Gustave Arosa’s financial reversals in 1877 forced the sale of some seventy-four paintings from his collection, fifty-six of which were reproduced in photographs in the auction catalogue. The sale included sixteen paintings by Delacroix, nine Corots (two of his greatest masterpieces), seven Courbets (among which were his Self-Portraitist, as a Cellist, and a Young Woman Sleeping, an erotic work that must have impacted Gauguin), as well as works by Jongkind, Daumier, Boudin, Rousseau, Diaz and Harpignies. Rick Bretell in Gauguin and Impressionism wrote “the veritable cache of paintings and watercolours by Delacroix was even more important for Gauguin’s development as an artist… Although small in scale, these works showed an emotional and intellectual range unmatched by any other artist in the collection… the foundation of his ambitious and literary art rested on the major Delacroix collection owned by his guardian.” Our painting was not included in Gustave’s sale but appears to have been acquired by Achille Arosa, who does not appeared to have shared Gustave’s reversal of fortune, directly from his brother and was the only work by Delacroix to be included in Achille’s sale in 1891.
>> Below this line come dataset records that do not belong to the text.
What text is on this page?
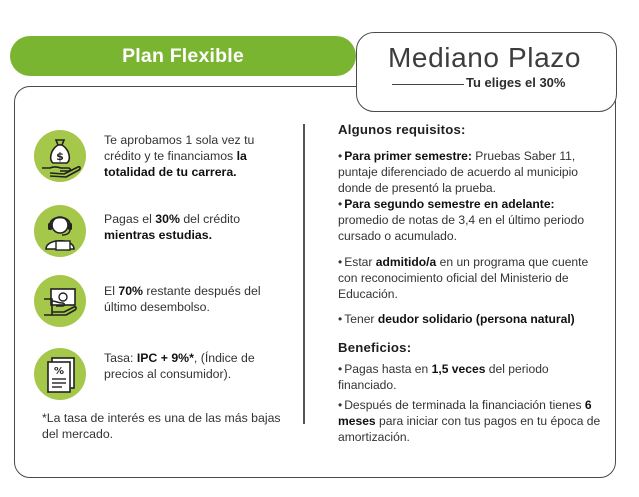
Plan Flexible	Mediano Plazo
Tu eliges el 30%
$
Te aprobamos 1 sola vez tu crédito y te financiamos la totalidad de tu carrera.
Pagas el 30% del crédito mientras estudias.
El 70% restante después del último desembolso.
%
Tasa: IPC + 9%*, (Índice de precios al consumidor).
*La tasa de interés es una de las más bajas del mercado.
Algunos requisitos:
• Para primer semestre: Pruebas Saber 11, puntaje diferenciado de acuerdo al municipio donde de presentó la prueba.
• Para segundo semestre en adelante: promedio de notas de 3,4 en el último periodo cursado o acumulado.
• Estar admitido/a en un programa que cuente con reconocimiento oficial del Ministerio de Educación.
• Tener deudor solidario (persona natural)
Beneficios:
• Pagas hasta en 1,5 veces del periodo financiado.
• Después de terminada la financiación tienes 6 meses para iniciar con tus pagos en tu época de amortización.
Achille Arosa was the lover for some years of Clementine de Bussy (Mme Roustan, who for a while styled herself Octavie de la Ferronière), a seamstress, and the aunt of Achille-Claude Debussy, of whom Achille Arosa was both Godfather and guardian. The splendid Arosa house at Saint-Cloud was painted by Gauguin in 1885 and the young Achille-Claude was a frequent guest; Achille had visited Tahiti as a young man and it was he who encourage Gauguin to go there later. The Saint-Cloud house was also where Achille placed the four seasons he had commissioned from Camille Pissarro and his patronage proved to be an important stage in Pissarro’s burgeoning reputation. Achille’s mansion near Cannes was a second home to the young Debussy and where he spent some idyllic holidays (remarking later upon the beauty of the roses there). It was while staying with his Godfather and aunt in Cannes that the seven year old Debussy had his first piano lessons and where his musical talents were first noted. Achille Arosa died in 1908 having lived to see the boy he had supports as child become one of France’s most famous and innovative composers.